Alors que la France, au tournant des années 80, s'est choisi un chef d'Etat socialiste avec François Mitterrand, une révolution libérale et dérégulatrice s'épanouit aux Etats-Unis avec Ronald Reagan (1981-1989), et au Royaume-Uni avec Margaret Thatcher (1979-1990). En vue des élections législatives de 1986, la droite française adopte avec succès ce discours très éloigné du travaillisme de 1976. De retour à Matignon, Jacques Chirac commencera par mettre en oeuvre un programme de privatisations.

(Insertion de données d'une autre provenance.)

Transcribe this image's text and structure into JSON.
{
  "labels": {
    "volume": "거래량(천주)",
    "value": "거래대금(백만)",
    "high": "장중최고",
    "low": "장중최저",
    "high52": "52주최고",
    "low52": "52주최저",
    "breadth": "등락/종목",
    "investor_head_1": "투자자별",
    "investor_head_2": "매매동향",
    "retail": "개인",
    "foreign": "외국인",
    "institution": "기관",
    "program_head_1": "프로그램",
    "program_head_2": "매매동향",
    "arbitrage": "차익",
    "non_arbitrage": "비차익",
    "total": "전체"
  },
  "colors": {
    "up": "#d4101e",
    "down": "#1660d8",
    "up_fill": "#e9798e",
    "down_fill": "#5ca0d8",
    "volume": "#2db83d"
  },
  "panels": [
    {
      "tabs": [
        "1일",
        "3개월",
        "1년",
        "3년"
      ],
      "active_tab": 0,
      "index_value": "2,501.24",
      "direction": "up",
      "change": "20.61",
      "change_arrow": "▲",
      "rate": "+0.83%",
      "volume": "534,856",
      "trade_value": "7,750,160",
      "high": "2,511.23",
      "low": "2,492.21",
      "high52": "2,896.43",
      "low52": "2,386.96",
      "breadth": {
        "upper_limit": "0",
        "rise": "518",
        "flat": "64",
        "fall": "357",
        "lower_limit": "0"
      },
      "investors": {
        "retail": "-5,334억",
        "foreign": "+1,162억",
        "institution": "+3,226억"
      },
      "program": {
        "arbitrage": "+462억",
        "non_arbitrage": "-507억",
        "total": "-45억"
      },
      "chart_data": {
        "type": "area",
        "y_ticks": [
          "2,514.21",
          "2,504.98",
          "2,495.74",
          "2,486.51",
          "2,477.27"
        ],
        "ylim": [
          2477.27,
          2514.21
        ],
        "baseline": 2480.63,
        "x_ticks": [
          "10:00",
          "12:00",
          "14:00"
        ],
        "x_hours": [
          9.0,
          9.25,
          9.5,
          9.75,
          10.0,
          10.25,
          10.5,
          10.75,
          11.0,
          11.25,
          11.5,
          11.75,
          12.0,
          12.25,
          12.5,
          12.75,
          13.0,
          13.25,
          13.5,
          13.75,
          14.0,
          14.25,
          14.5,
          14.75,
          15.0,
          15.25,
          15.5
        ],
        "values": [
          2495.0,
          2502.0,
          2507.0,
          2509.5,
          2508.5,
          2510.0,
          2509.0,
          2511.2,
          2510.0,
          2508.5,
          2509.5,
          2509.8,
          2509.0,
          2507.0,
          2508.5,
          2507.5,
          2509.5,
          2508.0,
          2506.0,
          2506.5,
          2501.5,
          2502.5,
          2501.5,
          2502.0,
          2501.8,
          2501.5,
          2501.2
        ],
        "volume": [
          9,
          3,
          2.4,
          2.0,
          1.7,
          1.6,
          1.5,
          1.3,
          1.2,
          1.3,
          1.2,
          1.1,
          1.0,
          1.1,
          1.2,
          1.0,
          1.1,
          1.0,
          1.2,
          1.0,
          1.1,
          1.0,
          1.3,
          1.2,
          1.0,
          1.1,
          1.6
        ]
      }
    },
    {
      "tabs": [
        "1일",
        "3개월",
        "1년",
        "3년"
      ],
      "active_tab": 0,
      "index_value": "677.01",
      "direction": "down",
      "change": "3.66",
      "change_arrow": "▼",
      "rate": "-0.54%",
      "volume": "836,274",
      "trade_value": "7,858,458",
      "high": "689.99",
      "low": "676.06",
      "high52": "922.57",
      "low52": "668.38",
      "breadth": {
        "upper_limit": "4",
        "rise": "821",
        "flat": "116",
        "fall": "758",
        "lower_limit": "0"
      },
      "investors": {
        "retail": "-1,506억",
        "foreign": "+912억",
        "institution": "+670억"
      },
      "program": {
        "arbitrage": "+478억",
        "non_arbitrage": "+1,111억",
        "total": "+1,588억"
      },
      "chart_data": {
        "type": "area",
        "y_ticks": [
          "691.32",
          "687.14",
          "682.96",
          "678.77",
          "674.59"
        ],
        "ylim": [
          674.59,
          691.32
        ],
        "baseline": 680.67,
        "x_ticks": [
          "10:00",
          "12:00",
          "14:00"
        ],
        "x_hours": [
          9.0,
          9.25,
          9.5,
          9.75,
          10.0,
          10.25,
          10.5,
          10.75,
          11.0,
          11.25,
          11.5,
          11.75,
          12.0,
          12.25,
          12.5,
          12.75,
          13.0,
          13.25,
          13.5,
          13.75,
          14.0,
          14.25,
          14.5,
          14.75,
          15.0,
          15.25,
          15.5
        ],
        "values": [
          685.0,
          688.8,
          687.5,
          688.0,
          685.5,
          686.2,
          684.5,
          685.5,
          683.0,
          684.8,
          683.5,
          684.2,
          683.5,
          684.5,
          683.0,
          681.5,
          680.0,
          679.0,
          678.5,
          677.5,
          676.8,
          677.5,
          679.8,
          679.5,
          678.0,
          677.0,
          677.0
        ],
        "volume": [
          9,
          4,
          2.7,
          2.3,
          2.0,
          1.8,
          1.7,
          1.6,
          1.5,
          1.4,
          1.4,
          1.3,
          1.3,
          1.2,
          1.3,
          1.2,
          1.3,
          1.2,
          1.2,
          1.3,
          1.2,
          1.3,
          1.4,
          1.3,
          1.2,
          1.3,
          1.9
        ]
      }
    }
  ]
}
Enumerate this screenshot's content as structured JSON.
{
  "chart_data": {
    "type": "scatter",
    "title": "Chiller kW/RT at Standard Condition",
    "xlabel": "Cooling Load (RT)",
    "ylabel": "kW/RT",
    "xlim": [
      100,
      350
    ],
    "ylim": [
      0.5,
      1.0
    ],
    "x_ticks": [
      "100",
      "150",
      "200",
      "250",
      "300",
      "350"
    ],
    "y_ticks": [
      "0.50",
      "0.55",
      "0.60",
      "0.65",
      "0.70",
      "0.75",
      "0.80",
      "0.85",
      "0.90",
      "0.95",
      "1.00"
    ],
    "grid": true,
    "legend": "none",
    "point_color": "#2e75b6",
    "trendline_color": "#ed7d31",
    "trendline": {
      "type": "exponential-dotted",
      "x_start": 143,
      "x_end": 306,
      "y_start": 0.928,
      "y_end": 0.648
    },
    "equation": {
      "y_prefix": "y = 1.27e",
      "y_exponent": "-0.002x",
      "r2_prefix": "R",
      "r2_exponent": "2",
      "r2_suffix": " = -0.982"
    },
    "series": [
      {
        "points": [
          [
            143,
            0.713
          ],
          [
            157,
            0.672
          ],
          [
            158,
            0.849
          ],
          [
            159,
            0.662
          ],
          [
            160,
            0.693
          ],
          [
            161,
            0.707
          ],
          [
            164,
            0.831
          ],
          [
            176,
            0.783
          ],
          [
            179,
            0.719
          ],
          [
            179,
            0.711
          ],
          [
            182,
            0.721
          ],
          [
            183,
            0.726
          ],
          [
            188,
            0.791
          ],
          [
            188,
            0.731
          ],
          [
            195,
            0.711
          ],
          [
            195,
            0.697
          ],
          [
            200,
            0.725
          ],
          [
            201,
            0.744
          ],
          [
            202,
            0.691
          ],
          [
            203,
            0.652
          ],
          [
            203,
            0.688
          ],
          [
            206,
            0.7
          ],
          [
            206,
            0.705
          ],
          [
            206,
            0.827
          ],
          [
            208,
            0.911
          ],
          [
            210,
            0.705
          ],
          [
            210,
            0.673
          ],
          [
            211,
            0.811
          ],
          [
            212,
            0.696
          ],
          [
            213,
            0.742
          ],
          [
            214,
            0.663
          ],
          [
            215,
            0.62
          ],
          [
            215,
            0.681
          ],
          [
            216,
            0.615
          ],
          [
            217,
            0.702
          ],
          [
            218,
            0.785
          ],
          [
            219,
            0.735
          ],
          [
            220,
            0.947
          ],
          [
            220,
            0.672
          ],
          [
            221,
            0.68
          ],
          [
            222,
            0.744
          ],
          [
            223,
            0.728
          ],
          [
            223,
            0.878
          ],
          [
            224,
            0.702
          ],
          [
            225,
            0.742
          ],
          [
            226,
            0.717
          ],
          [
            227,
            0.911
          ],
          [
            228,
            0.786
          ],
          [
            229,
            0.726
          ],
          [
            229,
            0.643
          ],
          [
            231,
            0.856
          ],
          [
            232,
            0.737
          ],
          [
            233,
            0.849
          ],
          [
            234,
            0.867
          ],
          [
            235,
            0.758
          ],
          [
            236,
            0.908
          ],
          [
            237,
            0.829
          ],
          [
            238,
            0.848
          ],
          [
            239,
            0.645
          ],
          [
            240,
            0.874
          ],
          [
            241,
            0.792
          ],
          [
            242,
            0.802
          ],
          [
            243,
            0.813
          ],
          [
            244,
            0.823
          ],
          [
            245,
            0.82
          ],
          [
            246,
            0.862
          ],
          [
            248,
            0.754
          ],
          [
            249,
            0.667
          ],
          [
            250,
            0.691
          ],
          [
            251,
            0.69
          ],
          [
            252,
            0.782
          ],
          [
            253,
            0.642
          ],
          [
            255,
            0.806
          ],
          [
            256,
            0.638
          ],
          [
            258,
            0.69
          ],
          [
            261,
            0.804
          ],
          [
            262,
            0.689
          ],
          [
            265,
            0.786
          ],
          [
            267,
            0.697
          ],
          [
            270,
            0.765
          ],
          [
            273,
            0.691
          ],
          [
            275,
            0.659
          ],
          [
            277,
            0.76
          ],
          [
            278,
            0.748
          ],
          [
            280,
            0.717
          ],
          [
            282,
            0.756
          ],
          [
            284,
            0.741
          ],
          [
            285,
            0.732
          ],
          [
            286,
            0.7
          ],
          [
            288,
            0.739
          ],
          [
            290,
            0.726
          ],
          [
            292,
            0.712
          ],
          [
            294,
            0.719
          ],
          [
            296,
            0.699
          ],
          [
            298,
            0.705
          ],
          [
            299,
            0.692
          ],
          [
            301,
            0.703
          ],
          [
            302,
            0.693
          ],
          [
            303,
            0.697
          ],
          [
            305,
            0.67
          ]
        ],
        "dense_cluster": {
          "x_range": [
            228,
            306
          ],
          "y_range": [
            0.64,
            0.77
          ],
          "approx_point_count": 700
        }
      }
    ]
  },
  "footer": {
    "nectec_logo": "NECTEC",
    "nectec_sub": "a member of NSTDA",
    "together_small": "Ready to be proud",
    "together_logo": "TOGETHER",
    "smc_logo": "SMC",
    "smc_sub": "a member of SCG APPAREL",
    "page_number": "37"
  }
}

. De la fracture sociale à la fracture du septennat

Jacques Chirac, marginalisé dans son camp par Edouard Balladur à l'approche de la présidentielle de 1995, retrouve des accents sociaux pour analyser la "fracture sociale" qui s'approfondit en France entre riches et pauvres. Élu à l'Elysée après avoir dépassé M. Balladur sur le fil au premier tour, il confiera rapidement au gouvernement d'Alain Juppé une feuille de route économique et sociale plus classique, à base de désendettement et de réformes des retraites. Deux ans plus tard, une dissolution malavisée contraint Jacques Chirac à une cohabitation avec la gauche de Lionel Jospin.

. Au nom de la République

La présidentielle de 2002 s'annonçait de longue date comme le match retour des législatives de 1997. Contre toute attente, M. Jospin échoue à se qualifier pour le second tour: c'est Jean-Marie Le Pen que Jacques Chirac doit affronter. Le président sortant refuse de débattre avec son adversaire et réitère son refus de toute compromission avec l'extrême droite. La gauche entend le message de "cordon sanitaire" et appelle à voter pour lui. En mars 2007, alors que sa carrière politique est sur le point de s'achever, Jacques Chirac lancera un dernier appel à ses concitoyens: "Ne composez jamais avec l'extrémisme, le racisme, l'antisémitisme ou le rejet de l'autre".